A No-No Called for Nasdaq and NYSE “Kickbacks”
Someone calling out Wall Street and asking for the SEC to do more/less is nothing surprising, but when that someone is the person in charge of Yale’s $25 billion endowment, people listen. David Swensen, the head of the endowment, spoke out this week in a New York Times op-ed co-written with a Yale professor of Securities, Jonathan Macey. Swensen and Macy focused their piece around the use of “kickbacks,” incentives used by major exchanges (think Nasdaq and the New York Stock Exchange) to encourage brokers to trade through their respective exchange. The two authors of the article argue, “Institutional brokers are legally obliged to execute trades on the exchange that offers the most favorable terms for their clients, including the best price and likelihood of executing the trade.” However, because of “kickbacks”--or what the exchanges more kindly refer to as “rebates”--brokers are basing their decision on what incentives are in it for themselves and the companies the represent.

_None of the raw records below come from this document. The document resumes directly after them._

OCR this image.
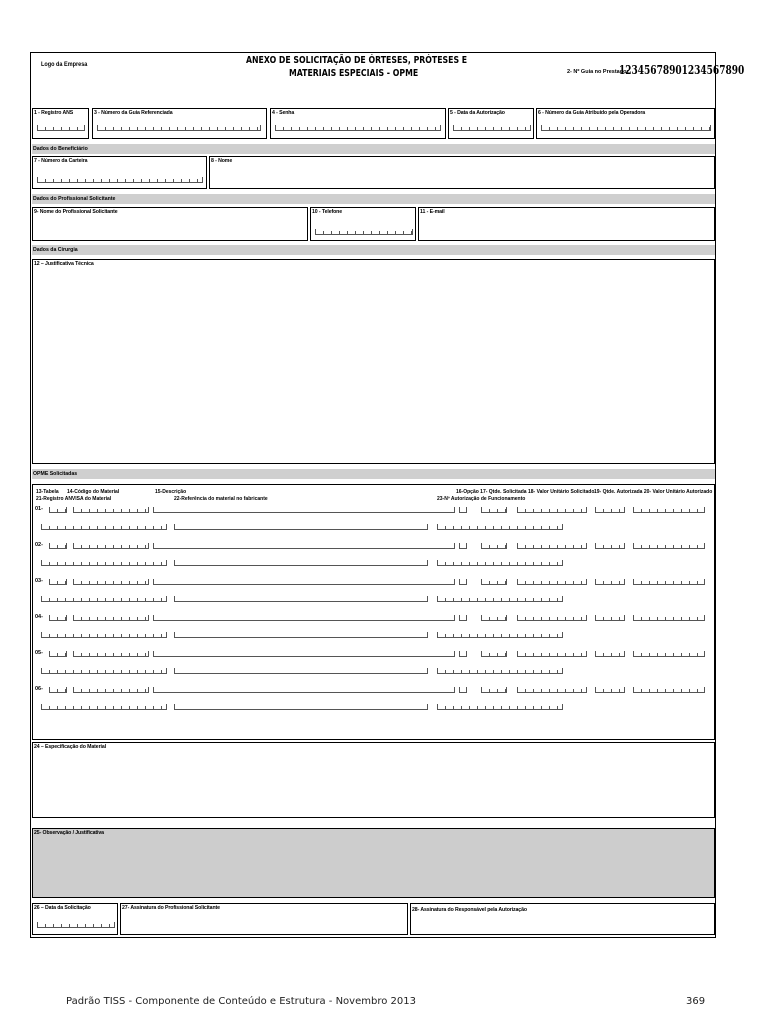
Logo da Empresa	ANEXO DE SOLICITAÇÃO DE ÓRTESES, PRÓTESES E
MATERIAIS ESPECIAIS - OPME	2- Nº Guia no Prestador
12345678901234567890
1 - Registro ANS	3 - Número da Guia Referenciada	4 - Senha	5 - Data da Autorização	6 - Número da Guia Atribuído pela Operadora
Dados do Beneficiário
7 - Número da Carteira	8 - Nome
Dados do Profissional Solicitante
9- Nome do Profissional Solicitante	10 - Telefone	11 - E-mail
Dados da Cirurgia
12 – Justificativa Técnica
OPME Solicitadas
13-Tabela 14-Código do Material	15-Descrição	16-Opção 17- Qtde. Solicitada 18- Valor Unitário Solicitado 19- Qtde. Autorizada 20- Valor Unitário Autorizado
21-Registro ANVISA do Material	22-Referência do material no fabricante	23-Nº Autorização de Funcionamento
01-
02-
03-
04-
05-
06-
24 – Especificação do Material
25- Observação / Justificativa
26 – Data da Solicitação	27- Assinatura do Profissional Solicitante	28- Assinatura do Responsável pela Autorização
Padrão TISS - Componente de Conteúdo e Estrutura - Novembro 2013	369
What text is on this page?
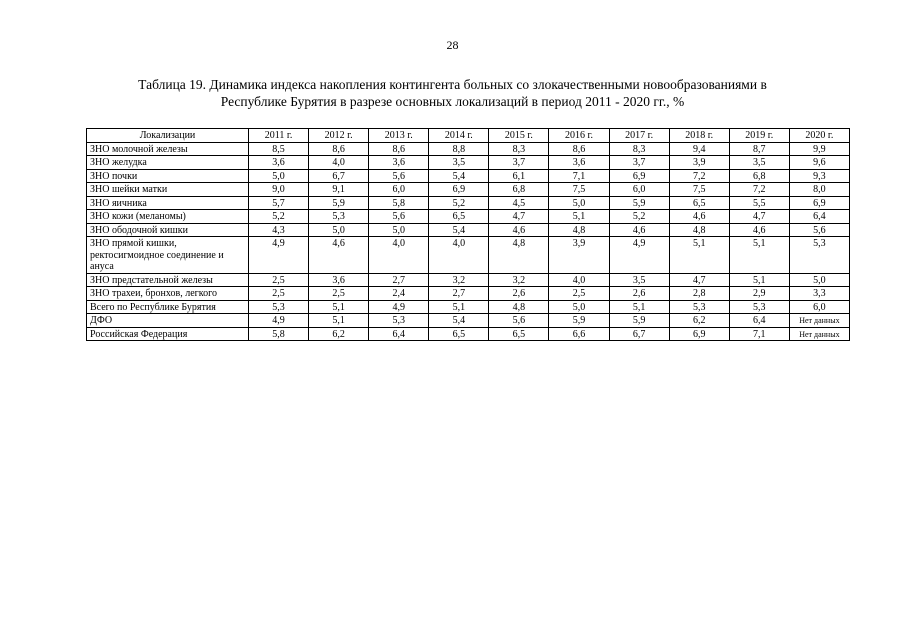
28
Таблица 19. Динамика индекса накопления контингента больных со злокачественными новообразованиями в
Республике Бурятия в разрезе основных локализаций в период 2011 - 2020 гг., %
Локализации	2011 г.	2012 г.	2013 г.	2014 г.	2015 г.	2016 г.	2017 г.	2018 г.	2019 г.	2020 г.
ЗНО молочной железы	8,5	8,6	8,6	8,8	8,3	8,6	8,3	9,4	8,7	9,9
ЗНО желудка	3,6	4,0	3,6	3,5	3,7	3,6	3,7	3,9	3,5	9,6
ЗНО почки	5,0	6,7	5,6	5,4	6,1	7,1	6,9	7,2	6,8	9,3
ЗНО шейки матки	9,0	9,1	6,0	6,9	6,8	7,5	6,0	7,5	7,2	8,0
ЗНО яичника	5,7	5,9	5,8	5,2	4,5	5,0	5,9	6,5	5,5	6,9
ЗНО кожи (меланомы)	5,2	5,3	5,6	6,5	4,7	5,1	5,2	4,6	4,7	6,4
ЗНО ободочной кишки	4,3	5,0	5,0	5,4	4,6	4,8	4,6	4,8	4,6	5,6
ЗНО прямой кишки, ректосигмоидное соединение и ануса	4,9	4,6	4,0	4,0	4,8	3,9	4,9	5,1	5,1	5,3
ЗНО предстательной железы	2,5	3,6	2,7	3,2	3,2	4,0	3,5	4,7	5,1	5,0
ЗНО трахеи, бронхов, легкого	2,5	2,5	2,4	2,7	2,6	2,5	2,6	2,8	2,9	3,3
Всего по Республике Бурятия	5,3	5,1	4,9	5,1	4,8	5,0	5,1	5,3	5,3	6,0
ДФО	4,9	5,1	5,3	5,4	5,6	5,9	5,9	6,2	6,4	Нет данных
Российская Федерация	5,8	6,2	6,4	6,5	6,5	6,6	6,7	6,9	7,1	Нет данных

A client wants the best price and the fastest transaction. The broker thinks this is nice, but then factors in what kind of “rebates” are offered by each exchange. For each trade, the kickback amount may only be a fraction of a cent, but when combined over a year’s worth of trades for a brokerage house, the money saved/earned could be in the billions (who’s not incentivized with that kind of coin being offered?).
Swensen and Macey called for the SEC to step in and ban exchanges for offering kickbacks. This public request comes only a week after SEC Chairman Jay Clayton announced a pilot program that somewhat addresses the issue. While the pilot program won’t “ban” rebates, it will look to restructure “access fees.” Typically, access fees are charged to allow trades on the major exchanges. This pilot program is looking to reduce those fees, which would, in turn, dilute the value of access-fee rebates. Nasdaq and the New York Stock Exchange have both adamantly pushed back on the idea of this pilot program (why wouldn’t they?).
Swensen and Macey name one newer exchange, IEX, by name and mention how this particular exchange refuses to offer rebates. However, it should be noted, that Yale owns a small percentage of IEX and, in turn, has something to gain by highlighting any poor practices followed by the monstrous Nasdaq and NYSE and steering business toward IEX.